Logo pela manhãzinha o cheiro do café espalha-se pela casa, intenso e delicado como os pés de uma criança. Minha mãe sempre acordou cedo. Foi ela a primeira pessoa no mundo a quem admirei o vício. Fá-lo fresco, de borra, todas as manhãs, na velhinha cafeteira de alumínio: a água ferve, depois são duas colheres e meia (das de sopa) bem medidas com a preciosa farinha escura lá dentro; a mexedura produz o característico som de castanholas e também uma pasta em espiral, girando firmemente como as primeiras galáxias, isto até a borra assentar.

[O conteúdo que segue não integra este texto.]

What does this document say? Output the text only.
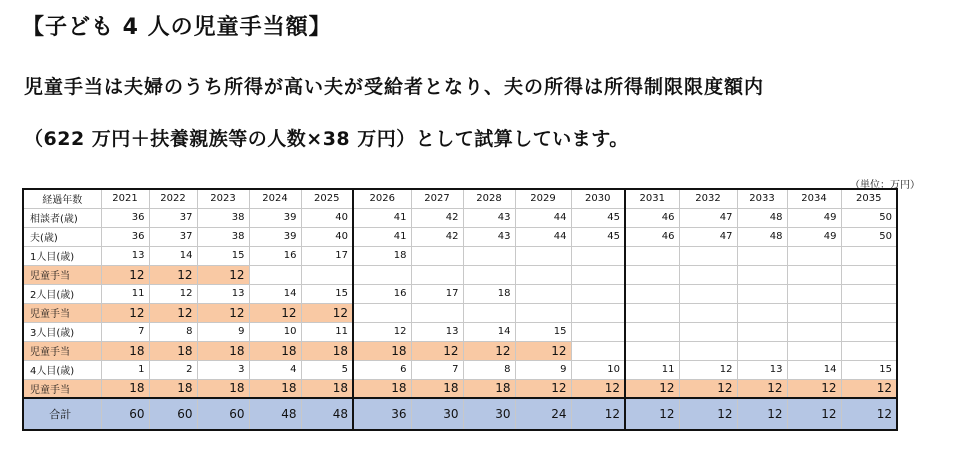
【子ども 4 人の児童手当額】
児童手当は夫婦のうち所得が高い夫が受給者となり、夫の所得は所得制限限度額内
（622 万円＋扶養親族等の人数×38 万円）として試算しています。
（単位：万円）
経過年数	2021	2022	2023	2024	2025	2026	2027	2028	2029	2030	2031	2032	2033	2034	2035
相談者(歳)	36	37	38	39	40	41	42	43	44	45	46	47	48	49	50
夫(歳)	36	37	38	39	40	41	42	43	44	45	46	47	48	49	50
1人目(歳)	13	14	15	16	17	18									
児童手当	12	12	12												
2人目(歳)	11	12	13	14	15	16	17	18							
児童手当	12	12	12	12	12										
3人目(歳)	7	8	9	10	11	12	13	14	15						
児童手当	18	18	18	18	18	18	12	12	12						
4人目(歳)	1	2	3	4	5	6	7	8	9	10	11	12	13	14	15
児童手当	18	18	18	18	18	18	18	18	12	12	12	12	12	12	12
合計	60	60	60	48	48	36	30	30	24	12	12	12	12	12	12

Quando na superfície se acumula uma película semelhante a uma nata vulcânica, a mesma colher levanta-a e deixa respirar o café que pode, finalmente, ser vertido numa chávena (das grandes). Minha mãe gosta de esmigalhar a broa, juntar-lhe o açúcar, submergir tudo e comer a mistura como se come o melhor dos acepipes. Isto é feito numa tigela (ou malga) das do caldo. É um pequeno-almoço minhoto, generoso, excelente para a diabete e para a azia… Eis um original retrato da infância.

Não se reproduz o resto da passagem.